GC content: The proportion of guanine and cytosine bases in a DNA/RNA sequence.
gene expression: The process by which information from a gene is used in the synthesis of a functional gene product.
gene expression level: Abundance of a gene product in a given reference set of cells.
gene expression profile: Composition of transcripts and their relative expression levels in a given reference set of cells.
gene ontology: Structured, controlled vocabularies and classifications of gene function across species and research areas.
GO-term: Gene ontology term.
insert size: Length of randomly sheared fragments (from the genome or transcriptome) sequenced from both ends.
library: Collection of RNA or DNA fragments modified in a way that is appropriate for downstream analyses such as high-throughput sequencing in this case.
mapping: A term routinely used to describe alignment of short sequence reads.
mRNA: Messenger RNA mediating information from the DNA molecule to the ribosome where it serves as a template for the amino acid sequence of a protein. A subset of the transcriptome.

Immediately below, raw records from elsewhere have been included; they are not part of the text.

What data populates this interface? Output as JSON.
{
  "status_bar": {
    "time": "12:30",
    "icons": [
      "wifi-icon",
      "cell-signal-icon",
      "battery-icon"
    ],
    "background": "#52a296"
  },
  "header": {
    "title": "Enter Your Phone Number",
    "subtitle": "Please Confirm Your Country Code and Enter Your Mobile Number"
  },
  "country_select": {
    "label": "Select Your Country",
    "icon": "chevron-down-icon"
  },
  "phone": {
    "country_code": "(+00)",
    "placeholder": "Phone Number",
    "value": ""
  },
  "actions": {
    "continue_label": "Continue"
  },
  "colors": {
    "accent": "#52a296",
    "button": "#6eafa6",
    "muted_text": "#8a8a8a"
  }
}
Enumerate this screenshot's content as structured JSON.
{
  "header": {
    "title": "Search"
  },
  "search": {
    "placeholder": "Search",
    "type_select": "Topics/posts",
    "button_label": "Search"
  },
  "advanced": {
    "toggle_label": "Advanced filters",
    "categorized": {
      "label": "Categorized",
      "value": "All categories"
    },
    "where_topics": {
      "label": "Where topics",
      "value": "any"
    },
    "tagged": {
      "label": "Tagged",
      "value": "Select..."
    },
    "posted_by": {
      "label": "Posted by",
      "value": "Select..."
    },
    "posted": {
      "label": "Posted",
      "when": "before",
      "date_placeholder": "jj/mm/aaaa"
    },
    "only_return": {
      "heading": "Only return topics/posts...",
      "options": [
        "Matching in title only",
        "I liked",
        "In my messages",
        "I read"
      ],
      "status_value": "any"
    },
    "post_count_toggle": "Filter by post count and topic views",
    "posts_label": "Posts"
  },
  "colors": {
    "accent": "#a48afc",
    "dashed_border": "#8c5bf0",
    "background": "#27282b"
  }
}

noncoding RNA: Functional RNA molecule that is transcribed, but not translated into a protein sequence, for example micro-RNA, small-interfering RNA.
normalization: Mathematical procedure to ensure comparability of a measure across different conditions.
microarray: A muliplex array of oligonucleotides used for high-throughput screening of transcript abundance.
next-generation (or massively parallel) sequencing: Nano-technological application used to determine the base pair sequence of a DNA/RNA molecule at much larger quantities than previous end-termination (e.g. Sanger sequencing)-based sequencing techniques.
oligo-dT: A short sequence of consisting of deoxy-thymine nucleotides.
read: Short base pair sequence inferred from the DNA/RNA template by sequencing.
RNA-seq: High-throughput shotgun transcriptome sequencing. Here, not used synonymous to RNA-sequencing which implies direct sequencing of RNA molecules skipping the cDNA generation step.
RNase: Type of nuclease enzyme catalysing the degradation of RNA into smaller components.
splicing. Modification of pre-mRNA in which introns are removed and exons are retained. Alternative splicing refers to the retention of different combinations of exons.
transcript: An RNA molecule copied (transcribed) from a DNA template.
transcript isoform: Transcript with a unique combination of exons.
transcriptome: Set of all RNA molecules transcribed from a DNA template.
variant calling: Computational identification of locus-specific sequence polymorphism.